JEB Little Creek-Fort Story, VA Image 1
    JEB Little Creek-Fort Story, VA Image 2

    JEB Little Creek-Fort Story, VA History

    The land of this military post goes back 400 years to when colonists arrived in 1607 on the Chesapeake Bay, and called it Cape Henry. It had a commanding view, and firing position over the entrance to Chesapeake, and was mainly a shore battery. Three hundred years later, the Virginia General Assembly donated Cape Henry to the U.S government, and following shortly after, in 1914, a military post named Fort Story was built.

    Some major changes occurred for the fort during WWI and WWII. It became part of the Coast Defenses of Chesapeake Bay, was designated as a Harbor Defense Command, and eventually became the headquarters of the Harbor Defense Command. However, after WWII, the 458th Amphibious Truck Company and the Army DUKWS arrived for the first amphibious training. As a result, in 1946, the Transportation Training Command, at Eustis, took over the installation and the post was designated a Transportation Corps installation. Six years later it became a Class I sub-installation of Fort Eustis. Presently, Fort Story is part of the U.S Army Garrison, seventh group, and houses the Eleventh Transportation Battalion Terminal.

    In World War Two, this site became a training and practice center for developing the then radical concept of massive shore landings, known then and now as amphibious assaults.

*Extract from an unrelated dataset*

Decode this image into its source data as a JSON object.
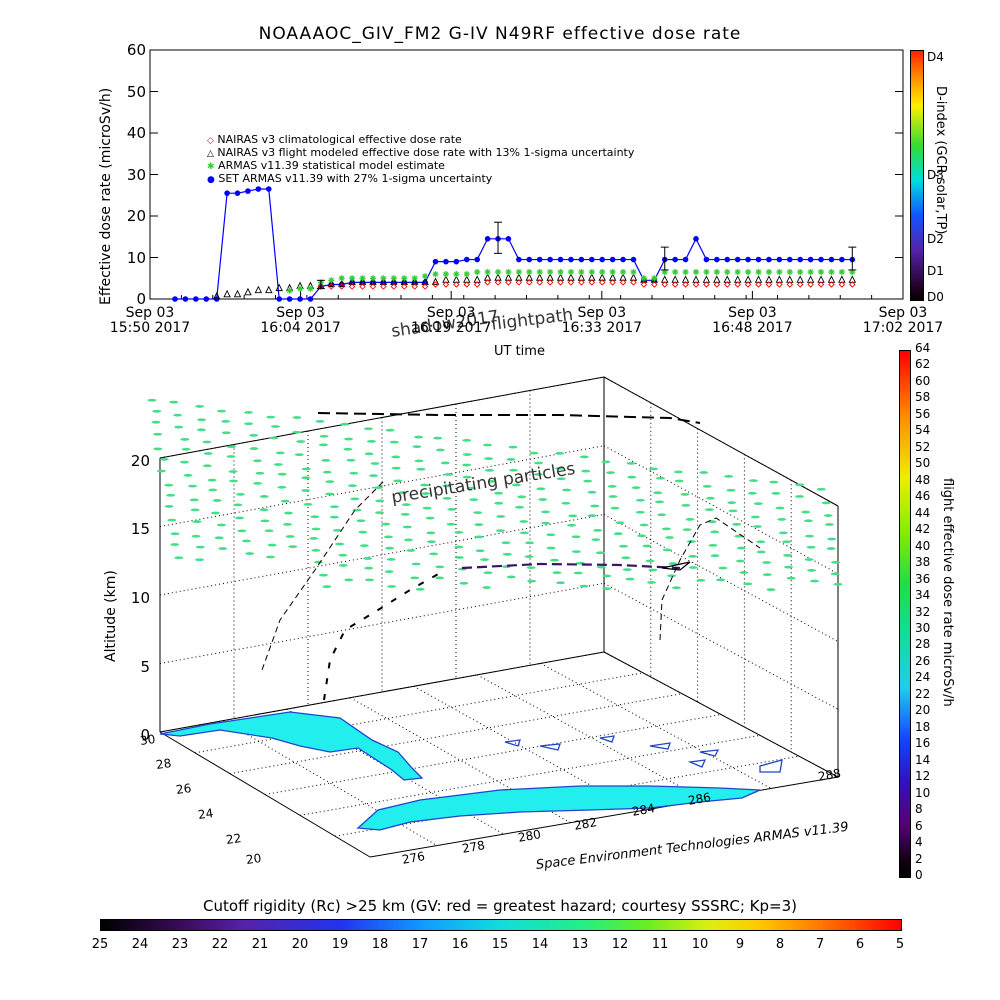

An early example of joint operations training, four facilities were developed on the site, Camp Bradford and Camp Shelton (named for the former landowners), and Frontier Base and Amphibious Training Base.

    Prior to World War Two there was little concept of an amphibious assault; troops landed, but they either docked or were carried ashore by boat. The British had developed combined force operations as far back as the Napoleon Wars, and the Union had launched a massive landing by boat against the Confederacy during the Civil War, but nothing like what the US of World War Two had in mind. The amphibious concept involved a much more closely coordinated operation of Navy launched amphibious tracked landing vehicles, with close shore bombardment support and Marine or Army troops storming beaches. Nothing quite like this had ever been done; the Imperial Japanese landed in motorized boats; Nazi Germany had conducted an air and sea assault on Crete, but the new US concept was to use water-to-land tracked vehicles.

    Thanks to practice and training at Navy bases, especially what would later be Joint Base Little Creek, the US made amphibious assault a specialty, successfully conducted at Morocco and Algeria, Sicily, Salerno, and Anzio, and the largest amphibious assault ever, the Normandy Landings. In the Pacific Theater, the Marine Corps honed amphibious assault to a fine edge, making dozens of island beach assaults.

    Camp Bradford, at Little Creek, originally focused on training Seabees (Construction Battalions) and later trained LSTs (Landing Ship, Tanks) for the Normandy Landings. Camp Shelton, also at Little Creek, trained bluejackets for gunnery on merchant ships. The Frontier Base served as a training and housing center for troops destined for Europe.

    The Amphibious Training Base was where the real development was happening; all kinds of landing craft were tested and adapted; tactics were developed from principles, tested, and revised. This went on in primitive conditions, as base housing and other facilities were at first non-existent, and then very basic. In time, the base established itself, and trained over 200,000 Naval and over 160,000 Army and Marine personnel.

    All of these bases were partially inactivated at the end of World War Two, after being used for service separation, but the need for superior amphibious assault training was recognized, and a permanent base, Naval Amphibious Base Little Creek was established in 1946. Here, thousands of military personnel, Navy, Marine, Army, and members of allied foreign militaries have trained in modern amphibious assault.

    In 2010, NAB Little Creek and Fort Story were merged as part of the 2005 BRAC, to help save administrative costs.